Having their own functioning Star Wars droid turned out to be just the beginning. Powers's R2-D2 was so faithful to the real thing that he became a star at fan conventions, which the Powerses began attending frequently. At these conventions, the family has met nearly lead every actor from the films, with the exception of Harrison Ford. They've even met George Lucas, who directed the original films, as well as J.J. Abrams, director of "The Force Awakens." Jesse's favorite celebrity encounter has been with Anthony Daniels, the actor who portrayed the droid C-3PO.
"He was very nice to me, and I really like C-3PO," he said.
It took Dana about a year to build R2-D2. He started by spending about six months researching techniques, compiling a large file of plans and schematics. Then, he took six months off from work to build the robot.
"You start with one piece," he said. "There's no kit, there's no right way to do it."
Dana said he was "meticulous" in his attention to detail and feels his creation is "100 percent screen-accurate."
The Powers family has grown since then. Jesse has four younger sisters now, and the whole family is known to dress in Star Wars costumes for local parades, as well as at fan conventions. The robotic family is growing, too. Dana has built a landspeeder, the vehicle seen on the fictional planet Tatooine. Like the one used in filming, his is a fiberglass body placed on a stripped-down electric golf cart. He ordered parts to create a C-3PO replica, and plans to place that droid in the landspeeder next to R2-D2.
He also has begun working on a replica of the BB-8 droid, which appears in "The Force Awakens." A spherical droid, BB-8 will be much more difficult than R2-D2, though Dana hopes online communities, as well as advancements in 3-D printing, will help resolve technical challenges. "It's going to take some figuring," he said.
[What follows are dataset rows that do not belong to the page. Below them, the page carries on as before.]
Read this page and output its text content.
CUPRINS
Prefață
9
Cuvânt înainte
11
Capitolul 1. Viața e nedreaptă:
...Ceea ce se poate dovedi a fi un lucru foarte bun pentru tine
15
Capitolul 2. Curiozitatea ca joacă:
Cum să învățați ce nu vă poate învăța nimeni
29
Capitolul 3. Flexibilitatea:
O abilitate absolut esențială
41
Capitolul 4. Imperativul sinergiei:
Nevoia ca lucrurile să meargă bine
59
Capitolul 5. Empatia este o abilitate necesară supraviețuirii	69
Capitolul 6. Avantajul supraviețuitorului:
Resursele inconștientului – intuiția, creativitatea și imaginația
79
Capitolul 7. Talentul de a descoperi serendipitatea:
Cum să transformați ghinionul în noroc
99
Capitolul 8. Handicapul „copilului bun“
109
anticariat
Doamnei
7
Star Wars is unique among film franchises, because its appeal has proven to last through several generations. If the excitement surrounding "The Force Awakens" is any indication, there's no end in sight for Star Wars films. Powers said he intends to continue his creative form of fandom, and with a bunch of daughters now in the family, he's especially glad to see the proliferation of female heroes in the Star Wars universe.
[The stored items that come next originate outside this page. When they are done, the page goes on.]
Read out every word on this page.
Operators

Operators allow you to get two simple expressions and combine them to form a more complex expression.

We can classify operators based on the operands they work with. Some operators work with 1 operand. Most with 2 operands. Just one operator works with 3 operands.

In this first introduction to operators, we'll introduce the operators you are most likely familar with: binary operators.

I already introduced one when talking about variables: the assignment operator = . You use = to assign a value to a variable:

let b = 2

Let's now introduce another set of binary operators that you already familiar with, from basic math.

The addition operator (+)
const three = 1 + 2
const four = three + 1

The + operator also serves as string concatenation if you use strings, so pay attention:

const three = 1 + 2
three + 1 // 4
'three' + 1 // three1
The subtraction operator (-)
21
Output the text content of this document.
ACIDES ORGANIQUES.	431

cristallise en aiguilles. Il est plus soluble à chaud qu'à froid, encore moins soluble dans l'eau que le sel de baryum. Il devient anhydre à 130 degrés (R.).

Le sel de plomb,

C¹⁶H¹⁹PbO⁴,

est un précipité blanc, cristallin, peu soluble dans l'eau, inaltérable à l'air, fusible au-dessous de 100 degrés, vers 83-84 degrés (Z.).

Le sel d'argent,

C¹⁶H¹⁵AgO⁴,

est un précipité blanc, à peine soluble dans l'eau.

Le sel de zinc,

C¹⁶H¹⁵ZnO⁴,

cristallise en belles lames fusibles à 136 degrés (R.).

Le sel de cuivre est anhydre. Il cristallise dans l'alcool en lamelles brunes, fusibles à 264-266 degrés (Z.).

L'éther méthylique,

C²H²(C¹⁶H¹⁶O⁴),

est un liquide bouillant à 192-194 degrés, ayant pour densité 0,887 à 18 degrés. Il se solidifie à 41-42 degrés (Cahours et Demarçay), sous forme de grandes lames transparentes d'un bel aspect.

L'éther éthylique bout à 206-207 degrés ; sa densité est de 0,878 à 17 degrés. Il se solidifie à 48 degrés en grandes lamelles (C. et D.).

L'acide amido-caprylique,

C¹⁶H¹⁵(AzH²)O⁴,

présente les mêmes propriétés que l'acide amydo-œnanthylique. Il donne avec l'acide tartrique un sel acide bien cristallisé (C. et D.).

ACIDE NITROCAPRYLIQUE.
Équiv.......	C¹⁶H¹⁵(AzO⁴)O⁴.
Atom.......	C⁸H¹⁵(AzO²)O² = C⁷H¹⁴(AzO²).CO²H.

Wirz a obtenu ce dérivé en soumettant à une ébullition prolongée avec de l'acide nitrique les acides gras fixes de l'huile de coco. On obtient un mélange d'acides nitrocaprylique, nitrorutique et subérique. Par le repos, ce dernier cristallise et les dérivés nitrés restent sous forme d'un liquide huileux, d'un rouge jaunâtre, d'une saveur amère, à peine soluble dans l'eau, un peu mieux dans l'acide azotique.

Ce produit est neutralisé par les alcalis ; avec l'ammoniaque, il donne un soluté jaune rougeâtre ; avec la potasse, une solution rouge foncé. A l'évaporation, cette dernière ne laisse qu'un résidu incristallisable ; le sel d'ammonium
This winter, the Powers family will take their landspeeder to Canada for a show of famous cars, and expect to continue exhibiting their creations at fan conventions across the country, where as many as 30,000 people attend. As a featured exhibitor, he sometimes will receive enough to cover travel expenses, but it's not a profit-making venture. "You do this because you love it. It's our adventure."